For instance, if nitrogen coffee and cold brews are already varieties that are much appreciated, new recipes keep on mushrooming. The latest trend is the butter coffee also known as Bulletproof coffee where a grass-fed butter and medium-chain triglyceride (MCT) oil are added to coffee to supposedly cur appetites and help in weight loss. Another hot trend is the Greenlandic coffee which is concocted with a mixture of Kahlua, whiskey, Grand Marnier and a dash of whipped cream. This trending beverage on Instagram is generally accompanied by dinner or a food platter. Obviously, the possibilities for innovation and surprise seem endless and are definitely not ready to be exhausted so soon.
Coffee shops are reviving the art of hospitality
Since some years coffee shops have become a place for social or business meetings. For certain people, they have even become a second office; seeing consumers having their cup of coffee while typing on their laptops or other connected devices is a usual scene. However, a growing number of owners wish to transform their coffee shops by bringing back the art of hospitality and conviviality by banning laptops and stopping free Wi-Fi on the premises.

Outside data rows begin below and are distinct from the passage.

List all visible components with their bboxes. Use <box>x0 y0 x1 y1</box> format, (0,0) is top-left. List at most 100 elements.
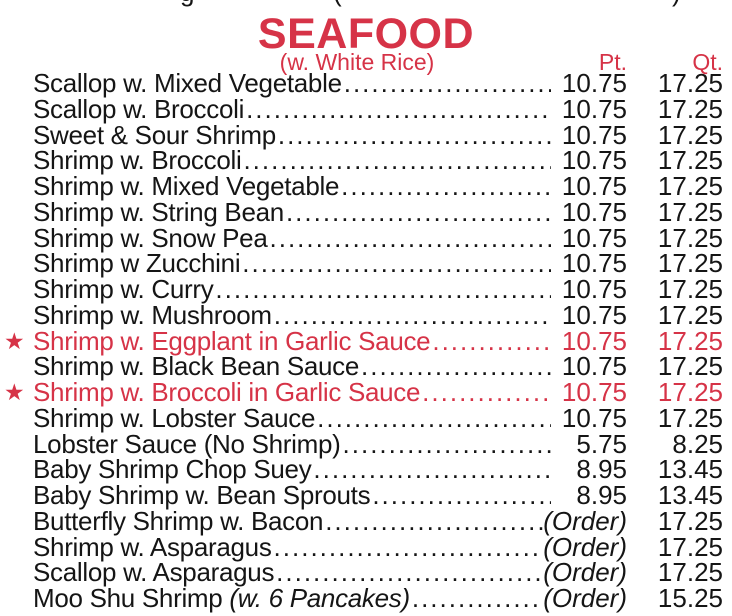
pt-price: 10.75 <box>561 222 627 253</box>
pt-price: 10.75 <box>561 299 627 330</box>
pt-price: 10.75 <box>561 171 627 201</box>
item-name: Shrimp w. Asparagus <box>33 531 272 562</box>
pt-price: 10.75 <box>561 68 627 98</box>
item-name: Scallop w. Broccoli <box>33 93 245 124</box>
star-icon: ★ <box>4 379 25 405</box>
menu-item-row: Baby Shrimp Chop Suey 8.95 13.45 <box>0 454 732 485</box>
menu-items: Scallop w. Mixed Vegetable10.7517.25Scal… <box>0 68 732 613</box>
dot-leader <box>323 509 543 535</box>
item-name: Scallop w. Asparagus <box>33 557 275 588</box>
item-name: Shrimp w. Curry <box>33 274 214 304</box>
dot-leader <box>213 277 551 303</box>
qt-price: 17.25 <box>657 274 723 304</box>
item-name: Shrimp w. Lobster Sauce <box>33 402 316 433</box>
pt-price: (Order) <box>543 583 627 613</box>
star-icon: ★ <box>4 327 25 354</box>
section-subtitle: (w. White Rice) <box>279 49 435 75</box>
pt-price: 10.75 <box>561 93 627 124</box>
item-name: Shrimp w Zucchini <box>33 248 241 279</box>
menu-item-row: Shrimp w. Black Bean Sauce 10.75 17.25 <box>0 351 732 382</box>
qt-price: 17.25 <box>657 505 723 536</box>
item-name: Shrimp w. Eggplant in Garlic Sauce <box>33 325 431 356</box>
menu-item-row: ★ Shrimp w. Eggplant in Garlic Sauce 10.75… <box>0 325 732 356</box>
pt-price: 10.75 <box>561 325 627 356</box>
clipped-text-fragment: ( <box>333 0 342 5</box>
menu-item-row: Scallop w. Asparagus (Order) 17.25 <box>0 557 732 588</box>
menu-item-row: Butterfly Shrimp w. Bacon (Order) 17.25 <box>0 505 732 536</box>
pt-price: 10.75 <box>561 377 627 407</box>
item-name: Baby Shrimp w. Bean Sprouts <box>33 480 371 510</box>
dot-leader <box>272 535 544 561</box>
item-name: Scallop w. Mixed Vegetable <box>33 68 342 98</box>
dot-leader <box>410 586 543 612</box>
menu-item-row: Shrimp w. Mushroom 10.75 17.25 <box>0 299 732 330</box>
qt-price: 17.25 <box>657 248 723 279</box>
qt-price: 13.45 <box>657 480 723 510</box>
menu-item-row: Shrimp w. String Bean 10.75 17.25 <box>0 196 732 227</box>
dot-leader <box>370 483 551 509</box>
pt-price: 10.75 <box>561 274 627 304</box>
pt-price: 8.95 <box>576 480 627 510</box>
qt-price: 17.25 <box>657 119 723 150</box>
qt-price: 17.25 <box>657 222 723 253</box>
dot-leader <box>268 226 552 252</box>
pt-price: 5.75 <box>576 428 627 459</box>
menu-item-row: Moo Shu Shrimp (w. 6 Pancakes) (Order) 15.… <box>0 583 732 613</box>
pt-price: 8.95 <box>576 454 627 485</box>
qt-price: 8.25 <box>672 428 723 459</box>
pt-price: 10.75 <box>561 196 627 227</box>
dot-leader <box>420 380 551 406</box>
menu-item-row: ★ Shrimp w. Broccoli in Garlic Sauce 10.75… <box>0 377 732 407</box>
pt-price: (Order) <box>543 557 627 588</box>
item-name: Shrimp w. String Bean <box>33 196 284 227</box>
item-name: Shrimp w. Mushroom <box>33 299 272 330</box>
dot-leader <box>276 123 551 149</box>
item-name: Shrimp w. Black Bean Sauce <box>33 351 360 382</box>
dot-leader <box>339 174 551 200</box>
pt-price: 10.75 <box>561 119 627 150</box>
item-name: Shrimp w. Broccoli in Garlic Sauce <box>33 377 421 407</box>
section-title: SEAFOOD <box>257 10 475 58</box>
pt-price: 10.75 <box>561 248 627 279</box>
pt-price: (Order) <box>543 505 627 536</box>
item-name: Shrimp w. Broccoli <box>33 145 242 176</box>
clipped-text-fragment: ) <box>672 0 681 5</box>
dot-leader <box>244 97 551 123</box>
qt-price: 17.25 <box>657 196 723 227</box>
menu-item-row: Lobster Sauce (No Shrimp) 5.75 8.25 <box>0 428 732 459</box>
qt-price: 17.25 <box>657 299 723 330</box>
item-name: Moo Shu Shrimp (w. 6 Pancakes) <box>33 583 410 613</box>
item-name: Lobster Sauce (No Shrimp) <box>33 428 341 459</box>
dot-leader <box>240 251 551 277</box>
dot-leader <box>342 71 551 97</box>
clipped-previous-line: g () <box>0 0 732 11</box>
qt-price: 17.25 <box>657 93 723 124</box>
menu-item-row: Baby Shrimp w. Bean Sprouts 8.95 13.45 <box>0 480 732 510</box>
item-name: Shrimp w. Mixed Vegetable <box>33 171 340 201</box>
qt-price: 17.25 <box>657 171 723 201</box>
clipped-text-fragment: g <box>180 0 194 5</box>
qt-price: 17.25 <box>657 325 723 356</box>
menu-item-row: Scallop w. Broccoli 10.75 17.25 <box>0 93 732 124</box>
qt-price: 17.25 <box>657 145 723 176</box>
menu-item-row: Shrimp w. Mixed Vegetable 10.75 17.25 <box>0 171 732 201</box>
qt-price: 17.25 <box>657 531 723 562</box>
menu-item-row: Shrimp w. Curry 10.75 17.25 <box>0 274 732 304</box>
pt-price: 10.75 <box>561 145 627 176</box>
menu-item-row: Sweet & Sour Shrimp 10.75 17.25 <box>0 119 732 150</box>
menu-item-row: Shrimp w. Lobster Sauce 10.75 17.25 <box>0 402 732 433</box>
qt-price: 13.45 <box>657 454 723 485</box>
qt-price: 17.25 <box>657 68 723 98</box>
item-name: Butterfly Shrimp w. Bacon <box>33 505 324 536</box>
menu-item-row: Scallop w. Mixed Vegetable 10.75 17.25 <box>0 68 732 98</box>
qt-price: 17.25 <box>657 351 723 382</box>
dot-leader <box>341 432 551 458</box>
qt-price: 17.25 <box>657 402 723 433</box>
pt-price: 10.75 <box>561 351 627 382</box>
item-name: Shrimp w. Snow Pea <box>33 222 268 253</box>
dot-leader <box>430 329 551 355</box>
qt-column-header: Qt. <box>692 49 723 75</box>
qt-price: 17.25 <box>657 557 723 588</box>
pt-price: 10.75 <box>561 402 627 433</box>
menu-item-row: Shrimp w. Asparagus (Order) 17.25 <box>0 531 732 562</box>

With the strong urge to focus on meanings, they hope to encourage people to have a natural cycle that they would have as in old times: enjoying their coffee, having some food, engaging in a conversation and leaving with a smile. Without laptops and Internet consumers would naturally be more inclined to consider this coffee moment as a break or escape from the tedious day and get untangled rather than just another spot to continue working or check their social networks. In other words, these brands want their consumers to take time to appreciate the simple yet important pleasures in life, and of course, engage in the atmosphere and enjoy what the coffee shop has to offer. This old-fashioned hospitality is also multipronged as it equally represents an endeavour to demarcate oneself from competitors and consequently amplifying revenues by betting on a niche market.